Do 1 września 2017 roku, zgodnie z ustawą, gminy powinny zmienić nazwy ulic, które honorują osoby związane z okresem komunizmu. W Częstochowie pozostały trzy takie ulice: Berlinga, Langego I Kruczkowskiego. Na ostatniej sesji Rady Miasta Częstochowy radni podjęli trud zmiany nazw. Niestety, bezskutecznie.
Radni Prawa i Sprawiedliwości po raz kolejny zaproponowali, aby ulice nawiązujące do okresu PRL przyjęły nazwy: Żołnierzy Niezłomnych oraz porucznika pilota Wojska Polskiego Hieronima Franciszka Dudała, ps.

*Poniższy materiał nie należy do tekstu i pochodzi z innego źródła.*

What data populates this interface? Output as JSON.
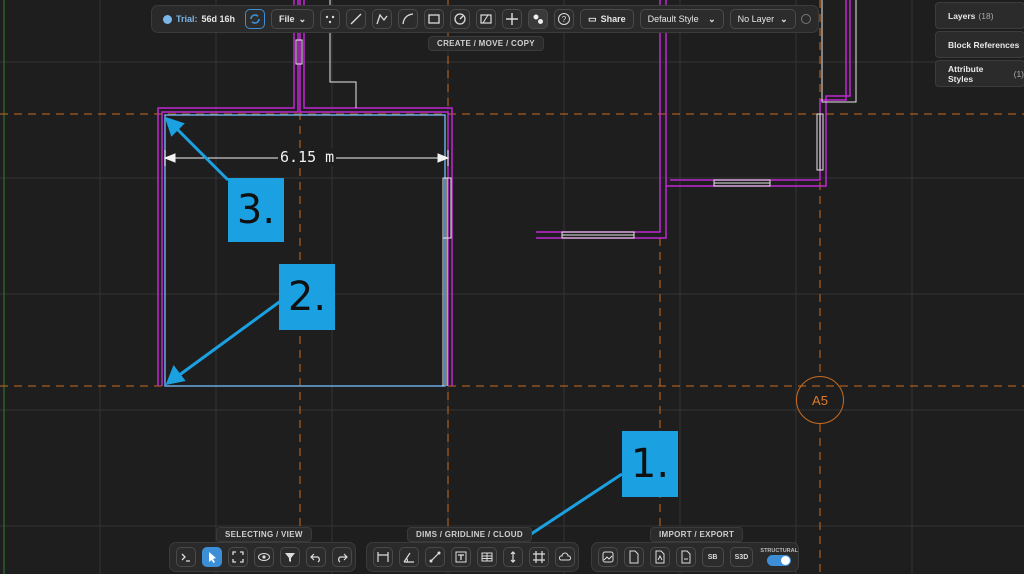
{
  "top_toolbar": {
    "trial_label": "Trial:",
    "trial_value": "56d 16h",
    "file_label": "File",
    "share_label": "Share",
    "style_select": "Default Style",
    "layer_select": "No Layer",
    "group_label": "CREATE / MOVE / COPY"
  },
  "side_panel": {
    "items": [
      {
        "label": "Layers",
        "count": "(18)"
      },
      {
        "label": "Block References",
        "count": ""
      },
      {
        "label": "Attribute Styles",
        "count": "(1)"
      }
    ]
  },
  "canvas": {
    "dimension_text": "6.15 m",
    "grid_bubble": "A5"
  },
  "bottom_toolbar": {
    "select_group_label": "SELECTING / VIEW",
    "dims_group_label": "DIMS / GRIDLINE / CLOUD",
    "import_group_label": "IMPORT / EXPORT",
    "sb_label": "SB",
    "s3d_label": "S3D",
    "structural_label": "STRUCTURAL",
    "structural_on": true
  },
  "callouts": [
    "1.",
    "2.",
    "3."
  ],
  "colors": {
    "accent": "#1ba1e2",
    "wall": "#c026d3",
    "gridline": "#c96b1d",
    "toggle": "#3c8fd6"
  }
}
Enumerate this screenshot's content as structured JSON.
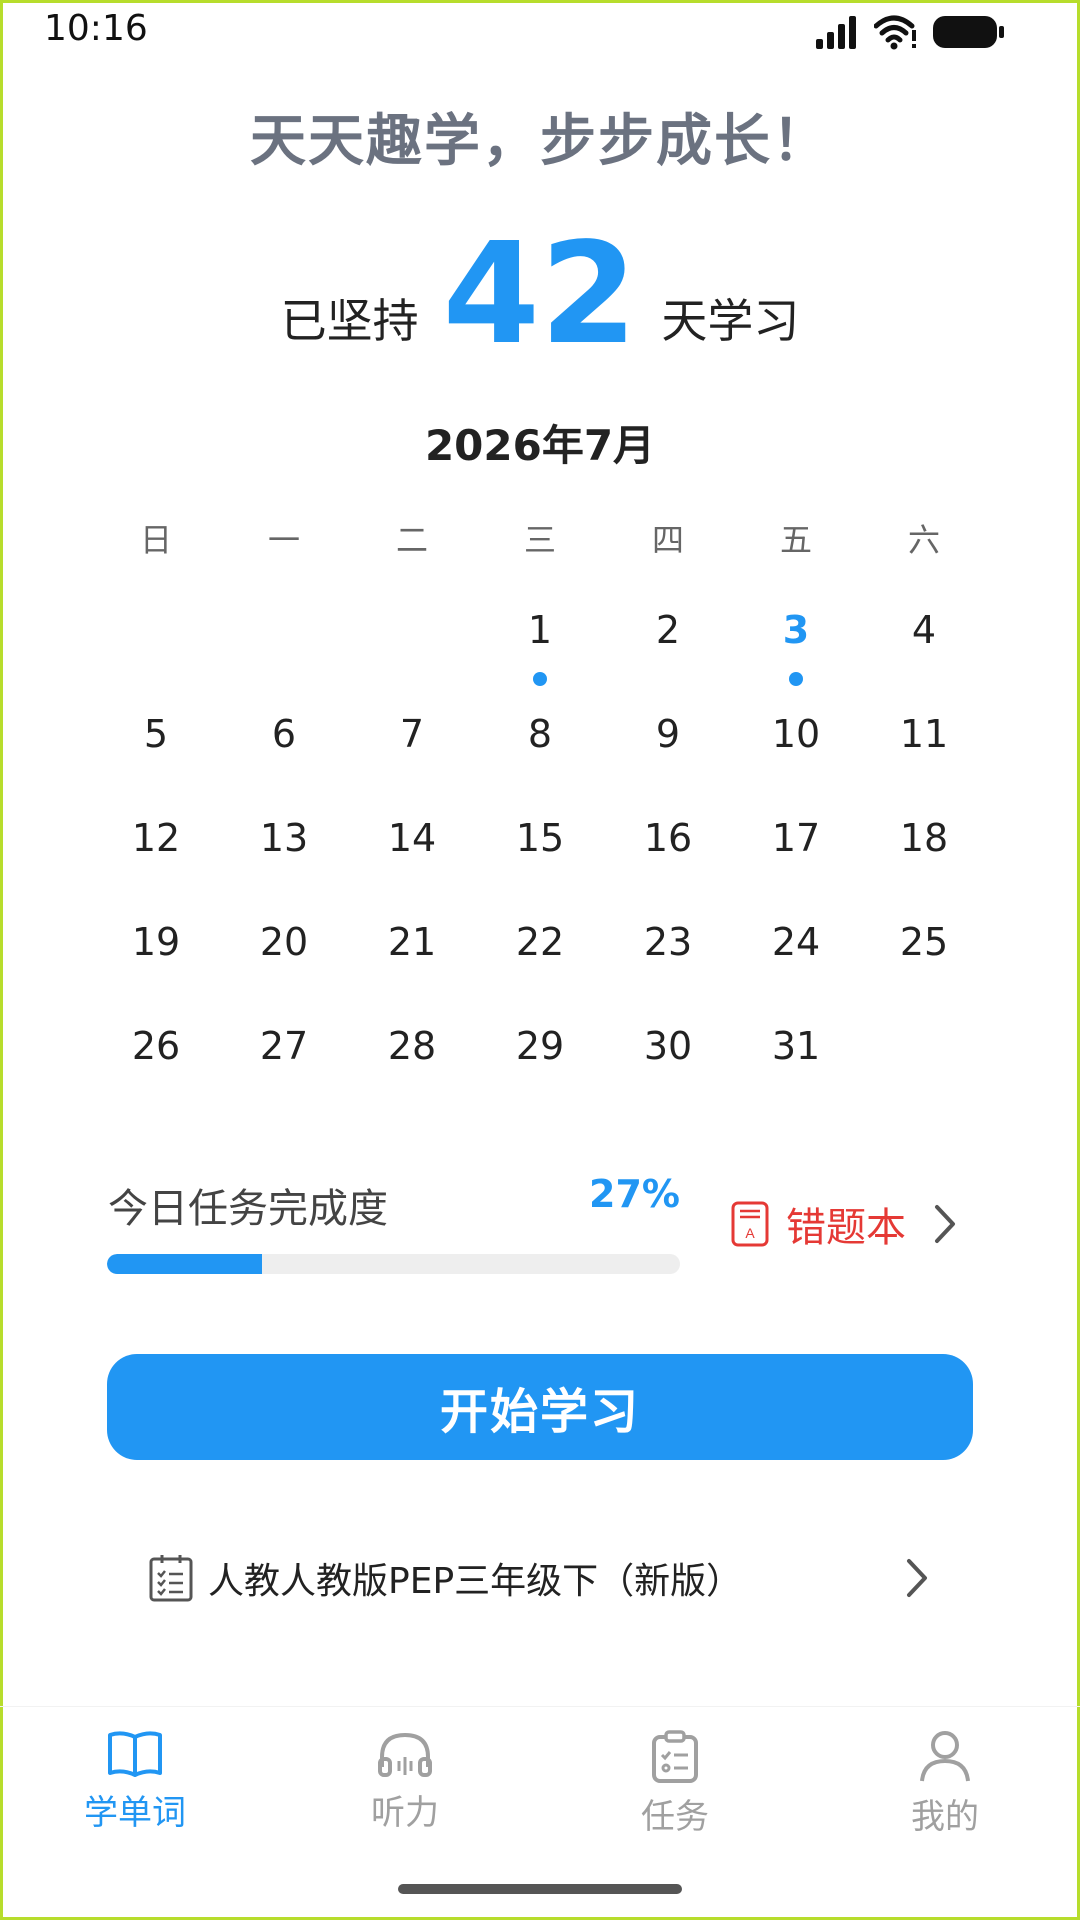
{
  "status_bar": {
    "time": "10:16"
  },
  "header": {
    "slogan": "天天趣学，步步成长！",
    "streak_prefix": "已坚持",
    "streak_days": "42",
    "streak_suffix": "天学习"
  },
  "calendar": {
    "month_title": "2026年7月",
    "weekdays": [
      "日",
      "一",
      "二",
      "三",
      "四",
      "五",
      "六"
    ],
    "first_weekday_index": 3,
    "days": [
      "1",
      "2",
      "3",
      "4",
      "5",
      "6",
      "7",
      "8",
      "9",
      "10",
      "11",
      "12",
      "13",
      "14",
      "15",
      "16",
      "17",
      "18",
      "19",
      "20",
      "21",
      "22",
      "23",
      "24",
      "25",
      "26",
      "27",
      "28",
      "29",
      "30",
      "31"
    ],
    "today": "3",
    "studied_days": [
      "1",
      "3"
    ],
    "accent_color": "#2196f3"
  },
  "progress": {
    "label": "今日任务完成度",
    "percent_text": "27%",
    "value": 0.27
  },
  "mistake_book": {
    "label": "错题本",
    "icon": "notebook-a-icon"
  },
  "start_button": {
    "label": "开始学习"
  },
  "textbook": {
    "label": "人教人教版PEP三年级下（新版）",
    "icon": "checklist-icon"
  },
  "bottom_nav": {
    "items": [
      {
        "label": "学单词",
        "icon": "book-open-icon",
        "active": true
      },
      {
        "label": "听力",
        "icon": "headphones-icon",
        "active": false
      },
      {
        "label": "任务",
        "icon": "clipboard-icon",
        "active": false
      },
      {
        "label": "我的",
        "icon": "user-icon",
        "active": false
      }
    ]
  }
}
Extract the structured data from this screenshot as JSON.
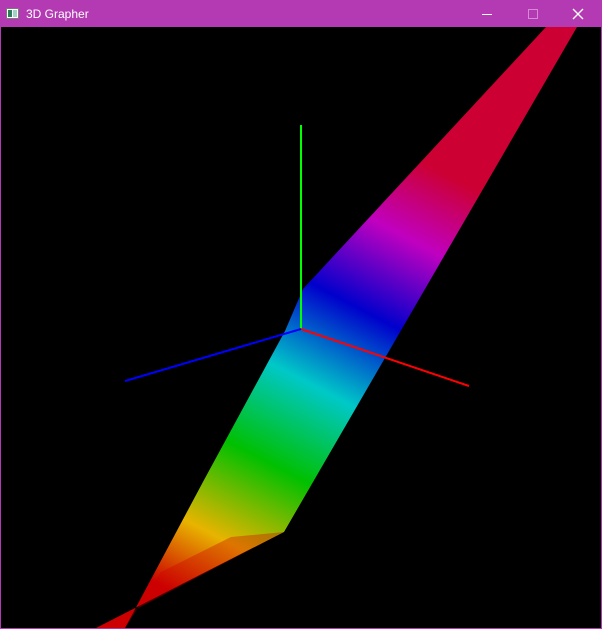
{
  "window": {
    "title": "3D Grapher",
    "accent_color": "#b33ab3",
    "icons": {
      "app": "app-window-icon",
      "minimize": "minimize-icon",
      "maximize": "maximize-icon",
      "close": "close-icon"
    }
  },
  "scene": {
    "background_color": "#000000",
    "axes": {
      "x_color": "#ff0000",
      "y_color": "#00ff00",
      "z_color": "#0000ff"
    },
    "surface_gradient_colors": [
      "#cc0000",
      "#e8b400",
      "#00c000",
      "#00c0c0",
      "#0000cc",
      "#c000c0",
      "#cc0033"
    ]
  }
}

Simek, urodzonego 30 września 1913 w Częstochowie, który zginął 7 czerwca 1940 we Francji i plutonowego artylerii Wojska Polskiego Romana Zycha, urodzonego 10 lipca 1898 w Brzezinach Wielkich, zmarłego 25 lutego 1953 w Kawodrzy Górnej, uczestnika wojny polsko-bolszewickiej w 1920 roku, w szeregach Dziewiątego Pułku Artylerii Polowej, Kawalera Orderu Virtuti.
Tak jak poprzednio i tym razem koalicja rządząca SLD i PO oraz Mieszkańcy Częstochowy odrzucili wnioski radnych PiS. Radny Krzysztof Świerczyński z Klubu Mieszkańcy Częstochowy w opozycji do PiS w zamian Żołnierzy Niezłomnych zgłosił Marka Perepeczko. – Proponować w kontrze do symbolicznej nazwy Żołnierzy Niezłomnych, którzy swe życie oddali w walce z komunistycznymi siłami, osobę Marka Perepeczki jest – nie ujmując zasług dla dyrektora częstochowskiego teatru – co najmniej dziwne, by nie rzec prowokacyjne – ocenia ruch Mieszkańców Częstochowy przewodniczący Klubu PiS Artur Gawroński.
Teraz decyzja należy do wojewody śląskiego Jarosława Wieczorka. – Na podjęcie decyzji wojewoda ma trzy miesiące. Propozycje będą uzgadniane z miastem i radnymi – informuje nas rzecznik wojewody śląskiego Alina Kucharzewska.